I guess this follows #4 and #6… if you’re at month 12, this isn’t a cut-and-dry, just do such-and-such and bam! you get a baby. If it was, you’d be pregnant already. Some people have success with the first treatment, but I wish from the start I was out of denial enough to accept that it probably wouldn’t be a let’s-just-do-this-and-get-it-other-with kind of thing. And enough of it not being fair because some people have it so easy. Everyone is on their own journey.

8. You should tell people.

It took a long time for my husband and me to start telling friends and family that we were having trouble getting pregnant. It was part denial, part pride, and part just being private people. But after we told some people – wow, what a relief! The Bible is spot on when it says to “bear one another’s burdens.” I can’t believe we tried to do all the praying ourselves! It made such a difference to have people pray, cry, hope, and wait with us. You don’t have to make a personal blog or status every step on Facebook, if that’s not your thing (it’s not ours); we’ve basically kept to sharing details with our closest friends and family, and when others take the time to ask about our situation, we say something simple like, “We haven’t been able to have children yet, but you can pray that we do soon.” Find what works for you, but don’t go it alone.

9. It’s worth it.

I know you don’t want to hear it, but you have to. This is worth it, my friend. Oh dear myself a year ago, this unending nightmare is worth far more than a child. “This light and momentary affliction” – that I know does not feel at all light or momentary – is “producing in us an eternal weight of glory that far outweighs them all.” The sanctification that will come from this would never have been obtained in any other way. The glory that God will get from this will far exceed the glory He would’ve gotten in any other scenario. Don’t forget that. Don’t lose sight of that. Tell yourself every day, every period, every miscarriage, every dollar sent to an adoption agency. This is worth it. This is the better plan.

10. There is always hope.

It’s weird for me to be saying this, because I haven’t been pregnant yet. However, I’ve gradually become convinced of this, and I wish I could tell it to every broken, barren woman. There is always hope! You serve The Omnipotent God, Who loves you so much and has a great plan for your life! There is always hope for real peace and joy – and, I have to say it – there is always hope for a baby!  I don’t care what the doctors or tests say, or how long the adoption is taking. If you really believe God made a virgin pregnant, surely He can leap over the fact that you guys accidently got your days messed up and “did it” a day after ovulation. Surely He can work around your “advanced age.” Surely He can use your husband’s low sperm count. If you believe the Bible is true (and it is!), you must believe that what He did for Sarah, and Hannah, and Elizabeth, He is able to do for you. I just want you, in your hopelessness, to join me in repeating as much as you need – There is always hope. There is always hope. There is always hope.

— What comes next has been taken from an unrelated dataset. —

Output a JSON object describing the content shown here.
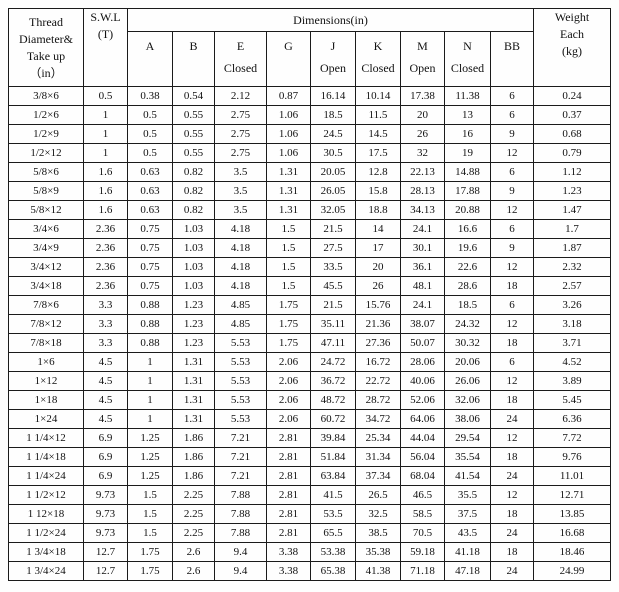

When you pass through the waters I will be with you

For those days when you are desperately wondering where God is in all of this, He says this to His people in Isaiah 43:2…

When you pass through the waters, I will be with you;
and through the rivers, they shall not overwhelm you;
when you walk through fire you shall not be burned,
and the flame shall not consume you.

Where is He? He’s right there with you.